Agricultural Bank of China
Agricultural Bank of China is one of the big four state-owned commercial banks in the People's Republic of China. The other three are Industrial and Commercial Bank of China, China Construction Bank and Bank of China. The Agricultural Bank of China was founded in 1951 and is based in Beijing, and its listing in mid-2010 was the world’s largest initial public offering at the time.
Downfall sends a message to the banks
Banks need to impose stronger self-regulation says Agricultural Bank of China president as lender reports rise in first-half earnings
The downfall of a former executive director at Agricultural Bank of China sends a warning signal to all bankers that they need to impose stronger self-regulation, the lender's president said yesterday at a media briefing on the bank's latest results.
The mainland's third-largest bank by assets said net profit rose about 21 per cent to 80.5 billion yuan (HK$98.46 billion) in the first half of this year, after Yang Kun resigned as an executive director amid a widening probe into allegations of illegal gambling and misappropriation of clients' money.
"The incident has affected our bank's reputation but not our performance," said Zhang Yun, Agricultural Bank's president, who added that Yang is being investigated because of "personal moral problems."
The bank reported fewer bad loans, but lending profitability and fee income from custodian and credit-card business weakened mainly because of regulatory changes and stronger competition.

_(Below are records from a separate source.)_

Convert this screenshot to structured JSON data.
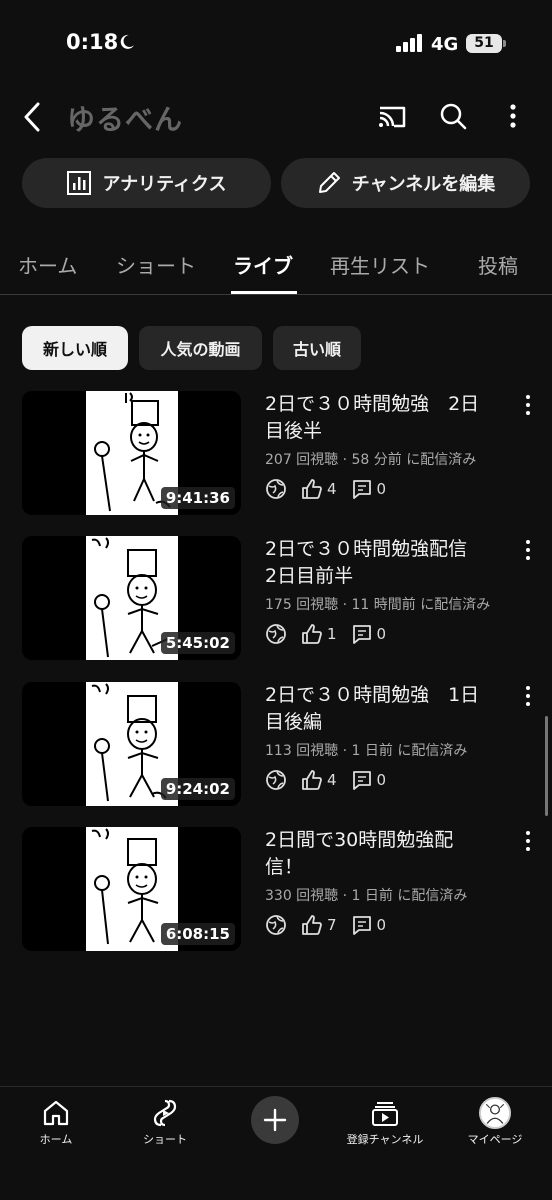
{
  "status_bar": {
    "time": "0:18",
    "network": "4G",
    "battery": "51"
  },
  "header": {
    "channel_name": "ゆるべん"
  },
  "actions": {
    "analytics_label": "アナリティクス",
    "edit_channel_label": "チャンネルを編集"
  },
  "tabs": [
    "ホーム",
    "ショート",
    "ライブ",
    "再生リスト",
    "投稿"
  ],
  "active_tab": "ライブ",
  "chips": [
    "新しい順",
    "人気の動画",
    "古い順"
  ],
  "selected_chip": "新しい順",
  "videos": [
    {
      "title_line1": "2日で３０時間勉強　2日",
      "title_line2": "目後半",
      "meta": "207 回視聴 · 58 分前 に配信済み",
      "duration": "9:41:36",
      "likes": "4",
      "comments": "0"
    },
    {
      "title_line1": "2日で３０時間勉強配信",
      "title_line2": "2日目前半",
      "meta": "175 回視聴 · 11 時間前 に配信済み",
      "duration": "5:45:02",
      "likes": "1",
      "comments": "0"
    },
    {
      "title_line1": "2日で３０時間勉強　1日",
      "title_line2": "目後編",
      "meta": "113 回視聴 · 1 日前 に配信済み",
      "duration": "9:24:02",
      "likes": "4",
      "comments": "0"
    },
    {
      "title_line1": "2日間で30時間勉強配",
      "title_line2": "信！",
      "meta": "330 回視聴 · 1 日前 に配信済み",
      "duration": "6:08:15",
      "likes": "7",
      "comments": "0"
    }
  ],
  "bottom_nav": {
    "home": "ホーム",
    "shorts": "ショート",
    "subscriptions": "登録チャンネル",
    "mypage": "マイページ"
  },
  "colors": {
    "background": "#0f0f0f",
    "chip": "#272727",
    "text_primary": "#f1f1f1",
    "text_secondary": "#aaaaaa"
  }
}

Bad loans fell 0.6 percentage point to 84.5 billion yuan at the end of June compared with the end of the first quarter. Non-performing loan ratios, bad debt measured against total loans, improved 0.1 percentage point to 1.39 per cent compared with the end of the first quarter.
But total overdue loans, which haven't yet been classified as bad, spiked about 15 per cent to 85 billion yuan, due to increasing defaults among small and medium enterprises, especially in coastal regions. The bank, however, said that credit quality is "under control". Provision for bad loans was increased. Money set aside for potential bad loans against total loans rose 0.04 percentage point to 4.12 per cent compared with the end of last year.
Net interest margin fell 0.04 percentage point to 2.85 per cent compared with the end of last year because of a one-time accounting method change and weaker pricing abilities, especially in the second quarter of this year.
Growth in net fee and commission income such as revenue from custodian and credit-card fees slowed, rising 4.8 per cent to 38.9 billion yuan. This was mainly due to weaker business in yuan settlement and regulatory clampdowns on levying certain consulting fees.
Shi Shenglin, the bank's deputy general manager of the finance and accounting department, said the bank would try to increase fees through other channels such as wealth management products.
Total outstanding loans grew 8 per cent to 6.08 billion yuan. Deposits rose about 10 per cent to 10.6 billion yuan. The bank's loan-to-deposit ratio fell 0.28 percentage point to 57.33 per cent compared with the end of last year. Mainland banks continued to struggle to attract more deposits, as customers shifted their savings to other investment channels with higher returns.
The bank's capital adequacy ratio - capital measured against risk-weighted assets - rose 0.08 percentage point to 12.02 per cent compared with the end of last year. Its core capital, essentially consisting of equity, rose 0.15 percentage point to 9.65 per cent against risk-weighted assets, over the same period.
Its share price fell 1 per cent to HK$2.97 yesterday before the earnings announcement.